IVA's, PVA's and CVA's are all governed by the Insolvency Act and as such they need to be arranged, and administered by an Insolvency Practitioner (IP), with whom responsibility lies to ensure the creditors are provided with all the required information about the debtors circumstances in order for them to agree the voluntary arrangement. Information such as all the assets and liabilities of the debtor, their current circumstances, reasons for no longer being able to meet their liabilities, and history, and to detail where the creditor will stand if they agree the arrangement verses another form of action e.g. administration, liquidation or bankruptcy.

In most circumstances an arrangement is the best option for the creditors, in terms of the amount of return on the debt that they will realise if the arrangement is completed, and therefore arrangement may not always be the best option for the business, or individual that is the debtor.

The main attraction of an IVA, PVA or CVA is that, whilst still affording the debtor an element of debt reduction, and legal protection it remains a non-public arrangement between them and their creditors, so it is not made public.
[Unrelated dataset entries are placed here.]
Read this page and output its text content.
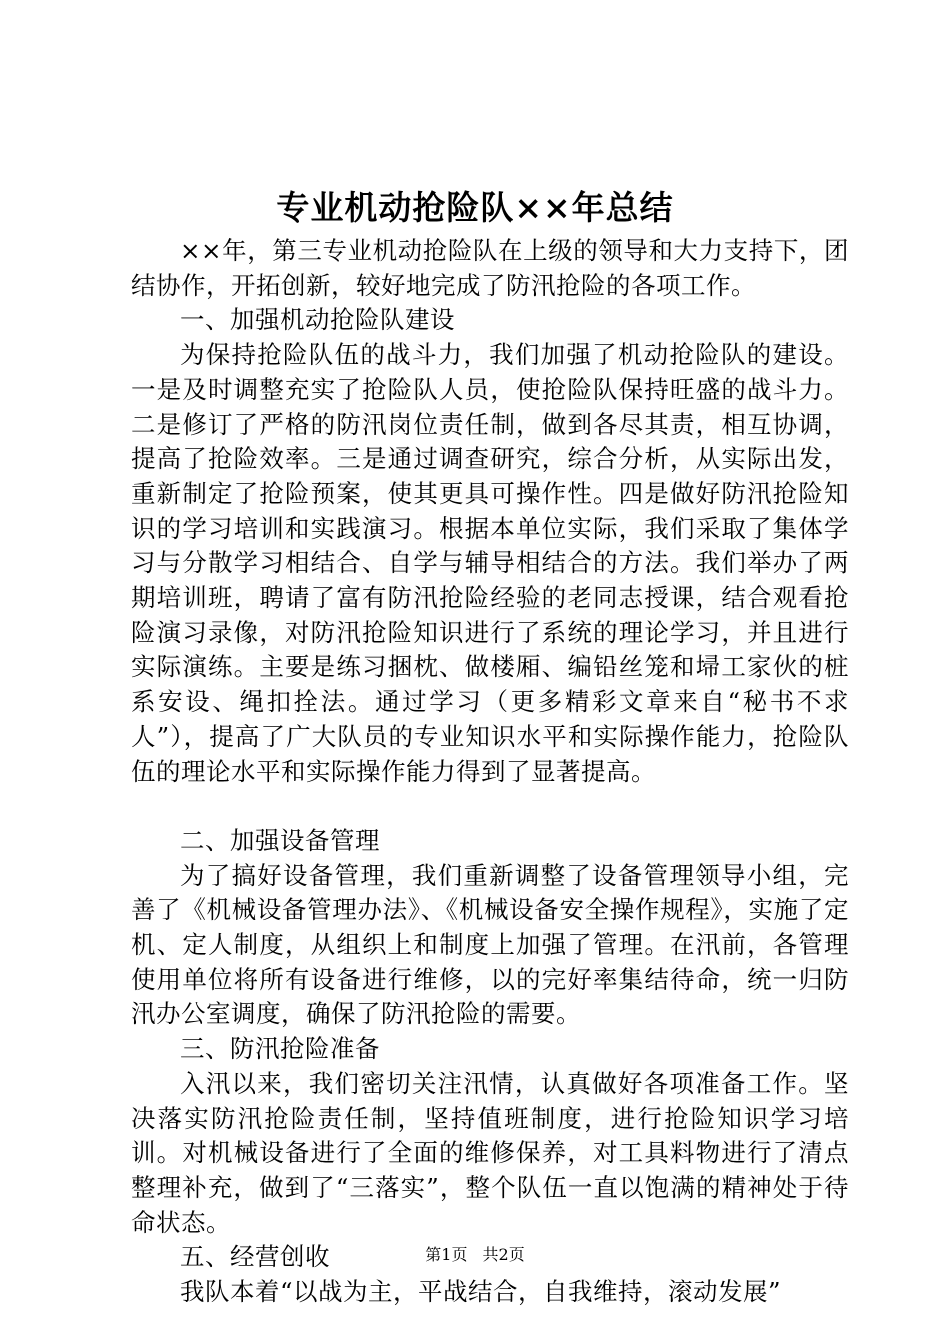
专业机动抢险队××年总结

××年，第三专业机动抢险队在上级的领导和大力支持下，团结协作，开拓创新，较好地完成了防汛抢险的各项工作。

一、加强机动抢险队建设

为保持抢险队伍的战斗力，我们加强了机动抢险队的建设。一是及时调整充实了抢险队人员，使抢险队保持旺盛的战斗力。二是修订了严格的防汛岗位责任制，做到各尽其责，相互协调，提高了抢险效率。三是通过调查研究，综合分析，从实际出发，重新制定了抢险预案，使其更具可操作性。四是做好防汛抢险知识的学习培训和实践演习。根据本单位实际，我们采取了集体学习与分散学习相结合、自学与辅导相结合的方法。我们举办了两期培训班，聘请了富有防汛抢险经验的老同志授课，结合观看抢险演习录像，对防汛抢险知识进行了系统的理论学习，并且进行实际演练。主要是练习捆枕、做楼厢、编铅丝笼和埽工家伙的桩系安设、绳扣拴法。通过学习（更多精彩文章来自“秘书不求人”），提高了广大队员的专业知识水平和实际操作能力，抢险队伍的理论水平和实际操作能力得到了显著提高。

二、加强设备管理

为了搞好设备管理，我们重新调整了设备管理领导小组，完善了《机械设备管理办法》、《机械设备安全操作规程》，实施了定机、定人制度，从组织上和制度上加强了管理。在汛前，各管理使用单位将所有设备进行维修，以的完好率集结待命，统一归防汛办公室调度，确保了防汛抢险的需要。

三、防汛抢险准备

入汛以来，我们密切关注汛情，认真做好各项准备工作。坚决落实防汛抢险责任制，坚持值班制度，进行抢险知识学习培训。对机械设备进行了全面的维修保养，对工具料物进行了清点整理补充，做到了“三落实”，整个队伍一直以饱满的精神处于待命状态。

五、经营创收

我队本着“以战为主，平战结合，自我维持，滚动发展”

第1页 共2页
As such an individuals employers do not need to be notified, and there are not restrictions on the professionally qualified, and businesses can continue trading.

Once appointed the IP will liaise with their client to produce a full financial statement , and take responsibility for dealing with their clients creditors. It is up to the IP to gain consent from no less than seventy five percent of the creditors for an arrangement to be able to proceed. As such it goes without saying that any creditor is going to want to be provided with valid reasons for the debtor no longer being able to meet their contractual payments, and have reasonable confidence that an arrangement will be successful and run its full course.

That being said, an arrangement may be the right option if your business has: Been the victim of a unpaid debt Looses a major client, or customers Requires time to restructure Is suffering from significant pressure from HMRC The business leadership recognises that mistakes have been made , and have identified how to do things better in the future but require time to turn things around

For a limited company there are a number of additional constraints on the company in order for it to qualify, voluntary arrangements are primarily aimed at helping individuals or small to medium sized businesses. Therefore a business entering into a Company Voluntary Arrangement will have less than fifty employees, turnover of less than £5million and be without significant net assets.

If a debtor does not meet their contactual obligations of the arrangement they will face further legal action, many Insolvency Practitioners claim that the voluntary arrangement should allow for more discretion if the debtor is subject to a short term setback.